ゆるされたい紫〈死〉

 人は許されたい生き物だ。
 自分のしてきたこと、自分の存在、世に人に許されること、
 それがたぶん、明日を実感させている。

 遭遇する不思議話に首をつっこんだり巻きこまれたりするうちに、
 なにもかもから赦されたいと願っていることに気づく。
 ――古代中華奇話



《あらすじ》

「あたしね……もうずっと、何年も、明日になった感じがしなかった」
 息苦しい今日を繰り返すだけの人生だった。

 人を殺した罪ゆえに、
 いつどこで野垂れ死んでもいいと投げやりだったそれなりの歳の女が、
 行き場がなく途方に暮れている子供と暮らし、
 地獄からの追っ手にしつこく絡まれているうちに、
 自虐的な言動は周りの者を傷つけるのだと学んでいく。

 迷える大人達がちょっとずつ成(助)長していく――かもしれないコンパクトな連作。



《登場人物》

莫扶霊(ばく・ふれい)
鬼憑き。その影響で双眸が年々、紫色に変色していく。紫眼のせいで両親に忌み嫌われて育った。

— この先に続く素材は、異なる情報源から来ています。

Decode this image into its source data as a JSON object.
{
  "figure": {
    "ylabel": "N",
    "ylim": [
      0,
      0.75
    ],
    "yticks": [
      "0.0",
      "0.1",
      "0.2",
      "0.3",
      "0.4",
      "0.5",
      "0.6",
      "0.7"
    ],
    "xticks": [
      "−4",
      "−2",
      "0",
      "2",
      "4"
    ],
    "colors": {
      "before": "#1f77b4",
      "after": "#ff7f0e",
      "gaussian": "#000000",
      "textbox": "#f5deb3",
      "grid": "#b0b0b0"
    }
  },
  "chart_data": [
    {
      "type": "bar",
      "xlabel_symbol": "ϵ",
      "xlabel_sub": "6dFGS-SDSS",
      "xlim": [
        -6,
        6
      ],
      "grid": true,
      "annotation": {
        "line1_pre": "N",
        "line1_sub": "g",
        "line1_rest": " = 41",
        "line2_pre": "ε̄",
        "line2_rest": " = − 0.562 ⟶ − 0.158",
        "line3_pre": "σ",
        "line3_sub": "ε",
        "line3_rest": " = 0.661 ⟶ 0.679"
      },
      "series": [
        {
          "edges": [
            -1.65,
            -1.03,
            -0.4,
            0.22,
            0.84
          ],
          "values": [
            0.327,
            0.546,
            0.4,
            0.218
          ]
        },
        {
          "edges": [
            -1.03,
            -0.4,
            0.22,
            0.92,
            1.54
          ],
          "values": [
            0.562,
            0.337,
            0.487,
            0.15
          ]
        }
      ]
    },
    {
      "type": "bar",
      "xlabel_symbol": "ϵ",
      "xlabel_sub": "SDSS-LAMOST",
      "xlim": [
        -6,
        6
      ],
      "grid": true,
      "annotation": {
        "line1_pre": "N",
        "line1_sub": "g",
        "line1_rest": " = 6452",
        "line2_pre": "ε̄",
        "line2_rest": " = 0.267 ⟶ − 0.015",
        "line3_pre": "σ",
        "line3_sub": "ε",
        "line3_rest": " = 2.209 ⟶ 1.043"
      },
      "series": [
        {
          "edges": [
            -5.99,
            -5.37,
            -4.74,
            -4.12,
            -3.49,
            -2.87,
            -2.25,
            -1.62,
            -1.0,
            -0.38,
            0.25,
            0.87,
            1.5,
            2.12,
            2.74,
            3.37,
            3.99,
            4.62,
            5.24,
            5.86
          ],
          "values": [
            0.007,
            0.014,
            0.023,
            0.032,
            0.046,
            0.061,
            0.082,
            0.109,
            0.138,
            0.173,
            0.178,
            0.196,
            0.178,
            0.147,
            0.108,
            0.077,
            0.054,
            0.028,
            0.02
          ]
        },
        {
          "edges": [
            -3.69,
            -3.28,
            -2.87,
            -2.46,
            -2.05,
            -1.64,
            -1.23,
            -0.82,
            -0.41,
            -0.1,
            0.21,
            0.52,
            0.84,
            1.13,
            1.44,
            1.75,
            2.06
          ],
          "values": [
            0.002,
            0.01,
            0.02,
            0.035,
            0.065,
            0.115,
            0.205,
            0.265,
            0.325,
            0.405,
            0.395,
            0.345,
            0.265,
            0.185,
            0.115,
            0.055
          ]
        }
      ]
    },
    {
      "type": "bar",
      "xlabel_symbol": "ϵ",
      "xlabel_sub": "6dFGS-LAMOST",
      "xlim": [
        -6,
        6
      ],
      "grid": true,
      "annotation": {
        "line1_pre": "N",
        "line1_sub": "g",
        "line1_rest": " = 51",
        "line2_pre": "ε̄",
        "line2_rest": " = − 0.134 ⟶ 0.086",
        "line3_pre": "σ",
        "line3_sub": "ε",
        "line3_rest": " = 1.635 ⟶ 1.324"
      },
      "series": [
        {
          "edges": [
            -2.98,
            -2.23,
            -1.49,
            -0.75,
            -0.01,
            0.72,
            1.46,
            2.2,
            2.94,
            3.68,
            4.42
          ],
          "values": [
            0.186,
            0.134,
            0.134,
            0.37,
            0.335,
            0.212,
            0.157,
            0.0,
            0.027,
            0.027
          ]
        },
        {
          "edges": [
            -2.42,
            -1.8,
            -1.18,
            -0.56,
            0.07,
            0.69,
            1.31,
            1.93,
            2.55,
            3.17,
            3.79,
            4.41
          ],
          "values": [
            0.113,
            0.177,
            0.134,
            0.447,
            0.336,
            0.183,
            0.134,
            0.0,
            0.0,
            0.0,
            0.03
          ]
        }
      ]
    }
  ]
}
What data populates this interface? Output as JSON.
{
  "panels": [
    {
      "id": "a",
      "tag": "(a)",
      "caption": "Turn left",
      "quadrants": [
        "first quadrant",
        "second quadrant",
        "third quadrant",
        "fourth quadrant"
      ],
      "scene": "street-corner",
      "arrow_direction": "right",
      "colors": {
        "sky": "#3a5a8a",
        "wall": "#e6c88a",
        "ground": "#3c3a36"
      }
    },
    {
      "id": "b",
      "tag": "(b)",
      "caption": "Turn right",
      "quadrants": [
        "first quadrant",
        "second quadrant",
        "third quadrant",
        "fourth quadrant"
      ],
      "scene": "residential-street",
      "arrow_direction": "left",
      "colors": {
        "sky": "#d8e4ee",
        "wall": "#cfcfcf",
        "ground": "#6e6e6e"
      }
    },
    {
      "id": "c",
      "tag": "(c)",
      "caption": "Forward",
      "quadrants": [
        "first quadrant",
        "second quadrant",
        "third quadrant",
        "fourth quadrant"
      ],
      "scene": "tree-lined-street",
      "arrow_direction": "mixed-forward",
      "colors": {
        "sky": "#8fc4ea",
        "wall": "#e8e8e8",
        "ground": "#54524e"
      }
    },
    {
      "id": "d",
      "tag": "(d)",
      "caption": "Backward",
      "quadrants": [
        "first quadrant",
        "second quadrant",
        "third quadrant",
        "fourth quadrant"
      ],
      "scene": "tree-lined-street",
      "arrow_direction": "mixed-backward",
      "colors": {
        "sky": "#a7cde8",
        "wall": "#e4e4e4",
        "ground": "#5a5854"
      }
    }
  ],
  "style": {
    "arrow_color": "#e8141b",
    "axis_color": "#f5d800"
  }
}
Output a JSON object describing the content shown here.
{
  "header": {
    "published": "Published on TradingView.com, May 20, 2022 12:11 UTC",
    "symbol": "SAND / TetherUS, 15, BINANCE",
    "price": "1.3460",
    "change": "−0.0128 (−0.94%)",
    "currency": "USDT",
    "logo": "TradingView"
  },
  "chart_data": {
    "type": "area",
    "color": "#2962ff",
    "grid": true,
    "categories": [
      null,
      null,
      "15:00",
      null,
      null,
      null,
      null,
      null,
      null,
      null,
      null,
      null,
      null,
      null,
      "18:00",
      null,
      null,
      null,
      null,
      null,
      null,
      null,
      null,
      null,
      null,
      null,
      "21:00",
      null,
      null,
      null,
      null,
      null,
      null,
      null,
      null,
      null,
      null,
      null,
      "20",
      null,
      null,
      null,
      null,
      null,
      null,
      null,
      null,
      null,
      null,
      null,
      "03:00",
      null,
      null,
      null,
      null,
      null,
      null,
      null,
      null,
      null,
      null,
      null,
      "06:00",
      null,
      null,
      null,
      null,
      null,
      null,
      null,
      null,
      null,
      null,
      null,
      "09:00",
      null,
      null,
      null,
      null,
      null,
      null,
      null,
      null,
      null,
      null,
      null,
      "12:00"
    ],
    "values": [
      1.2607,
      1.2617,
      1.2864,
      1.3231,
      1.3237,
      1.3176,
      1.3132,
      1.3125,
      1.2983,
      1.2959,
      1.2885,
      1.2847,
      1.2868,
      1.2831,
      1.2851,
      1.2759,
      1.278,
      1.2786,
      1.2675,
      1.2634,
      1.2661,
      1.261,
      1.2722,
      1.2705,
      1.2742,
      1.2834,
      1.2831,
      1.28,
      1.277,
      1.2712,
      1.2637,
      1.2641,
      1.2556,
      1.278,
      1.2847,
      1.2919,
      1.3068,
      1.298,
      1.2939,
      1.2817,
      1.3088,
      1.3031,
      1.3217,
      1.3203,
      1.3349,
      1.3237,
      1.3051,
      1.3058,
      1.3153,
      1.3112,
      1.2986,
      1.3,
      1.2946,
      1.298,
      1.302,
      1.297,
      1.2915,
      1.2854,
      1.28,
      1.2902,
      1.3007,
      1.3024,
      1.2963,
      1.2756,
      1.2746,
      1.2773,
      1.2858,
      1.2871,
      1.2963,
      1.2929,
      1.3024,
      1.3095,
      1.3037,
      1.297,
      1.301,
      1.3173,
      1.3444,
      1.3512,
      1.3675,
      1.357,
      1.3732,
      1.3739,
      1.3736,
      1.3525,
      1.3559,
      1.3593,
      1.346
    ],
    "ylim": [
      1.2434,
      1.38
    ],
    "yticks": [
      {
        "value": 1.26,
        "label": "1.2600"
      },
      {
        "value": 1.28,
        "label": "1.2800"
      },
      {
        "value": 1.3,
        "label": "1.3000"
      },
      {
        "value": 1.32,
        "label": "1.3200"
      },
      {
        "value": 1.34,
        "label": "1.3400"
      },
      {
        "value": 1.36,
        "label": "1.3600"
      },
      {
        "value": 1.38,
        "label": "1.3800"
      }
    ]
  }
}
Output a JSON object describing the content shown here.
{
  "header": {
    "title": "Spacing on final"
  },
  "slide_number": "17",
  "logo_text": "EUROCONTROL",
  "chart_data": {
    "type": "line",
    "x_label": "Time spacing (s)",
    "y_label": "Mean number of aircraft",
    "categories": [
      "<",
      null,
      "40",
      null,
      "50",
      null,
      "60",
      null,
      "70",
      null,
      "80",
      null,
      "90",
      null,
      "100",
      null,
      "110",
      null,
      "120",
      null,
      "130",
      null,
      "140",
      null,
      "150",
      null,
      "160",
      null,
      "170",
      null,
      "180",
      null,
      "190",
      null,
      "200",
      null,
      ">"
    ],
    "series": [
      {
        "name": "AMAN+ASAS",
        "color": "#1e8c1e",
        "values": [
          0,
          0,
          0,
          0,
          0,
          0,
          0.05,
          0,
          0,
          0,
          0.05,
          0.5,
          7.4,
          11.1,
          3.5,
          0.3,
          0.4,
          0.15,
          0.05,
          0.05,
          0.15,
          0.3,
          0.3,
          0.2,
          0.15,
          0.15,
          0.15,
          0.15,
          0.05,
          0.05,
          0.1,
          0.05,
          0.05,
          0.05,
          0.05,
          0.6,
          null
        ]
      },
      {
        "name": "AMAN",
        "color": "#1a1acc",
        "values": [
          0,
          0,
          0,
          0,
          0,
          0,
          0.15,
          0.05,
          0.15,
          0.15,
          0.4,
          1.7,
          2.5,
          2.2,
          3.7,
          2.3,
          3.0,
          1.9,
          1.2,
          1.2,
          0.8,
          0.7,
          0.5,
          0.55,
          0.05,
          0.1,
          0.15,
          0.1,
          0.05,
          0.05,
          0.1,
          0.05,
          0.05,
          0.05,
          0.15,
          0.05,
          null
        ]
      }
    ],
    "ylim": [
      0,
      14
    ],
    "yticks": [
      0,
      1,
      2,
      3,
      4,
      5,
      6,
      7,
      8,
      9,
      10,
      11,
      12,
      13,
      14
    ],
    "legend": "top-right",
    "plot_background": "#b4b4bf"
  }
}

現在は国都で凶宅と噂されている事故物件を購入し、庶人に読み書きを教えながらひっそりとスローライフ中。

虞宇月(ぐ・うげつ)
隙間時間の副業として地獄に仕えている。本業は別。頭が良すぎるために先が見えすぎてなにもしないタイプ。生きることをムダに感じている安っぽい虚無思想のもち主だったが、扶霊を追いかけているうちに、とんでもないコトを思いつく。

迅琳(じん・りん)
国都の邸で扶霊と暮らしている少女。おっとりした雰囲気で、見た目はとてもかわいらしい。

裴無恭(はい・むきょう)
迅琳の友人・豈華の、三番目の兄。禁軍付き軍吏。結婚していたが何事にも欲のないところを嫌われて夫人に捨てられた。まさに独身貴族。迅琳好きーのロリコン(なのか?)

魏斯義(ぎ・しぎ)
邸店の店主。えらい童顔で二十歳くらいにしか見えない。扶霊を許婚だと(勝手に)想ってがんばっている。打たれ強く心は折れない、逆境にあってこそ本領を発揮する男。